No entanto, muitos prelados de fora do Ocidente – e, para ser franco, também alguns dentro dele – simplesmente não compram isso. Eles acham que “a crise”, no sentido da pressão midiática, das ações judiciais, dos protestos públicos e assim por diante, é um produto de certas culturas, e dedicar muito tempo e energia globais a ela é um mau conselho. Muitos também se ressentem do modo como os escândalos obscurecem outras narrativas mais positivas sobre a Igreja.
Isso pode não se traduzir em “negação”, mas é um claro contraste no senso de prioridades e urgências e, em alguns aspectos, é tão relevante na vida da Igreja de 2018 quanto era na de 2002, quando a crise dos abusos irrompeu pela primeira vez nos Estados Unidos, e quando a política da “tolerância zero” nasceu.

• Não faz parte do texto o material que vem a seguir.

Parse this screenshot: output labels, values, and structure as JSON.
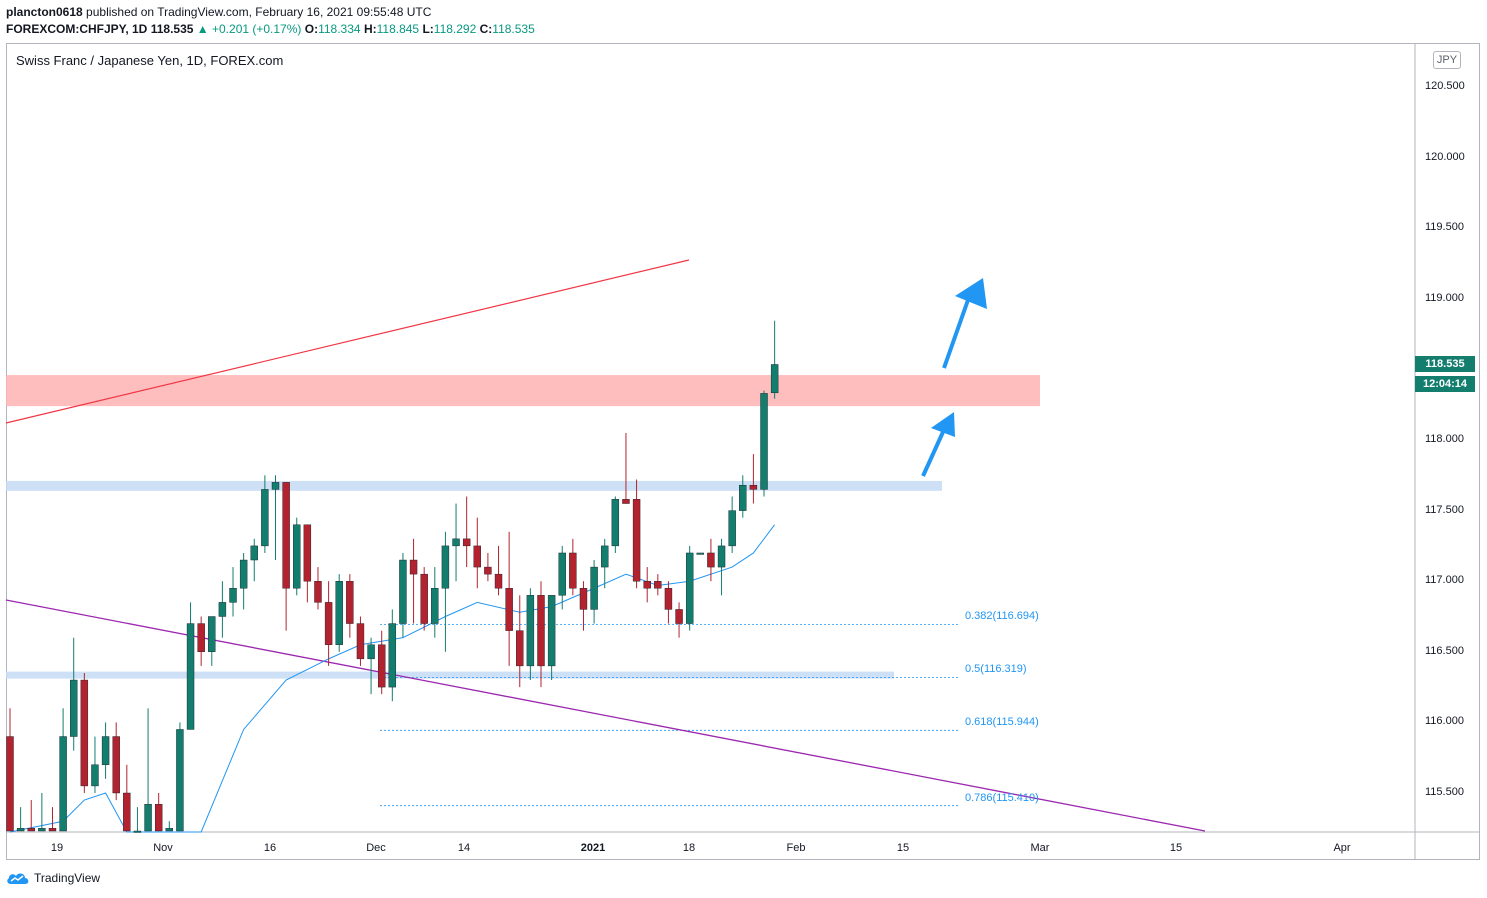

Talvez outro veredito sobre o Sínodo de 2018, portanto, seja este: talvez a única coisa que realmente mudará o cálculo é se os reformadores estiverem certos, e a crise realmente estiver destinada a explodir em um lugar atrás do outro onde ela ainda não eclodiu.
Caso contrário, é difícil imaginar, após observar 260 bispos de todo o mundo sumirem com a “tolerância zero”, o que mais poderia fazer esse truque.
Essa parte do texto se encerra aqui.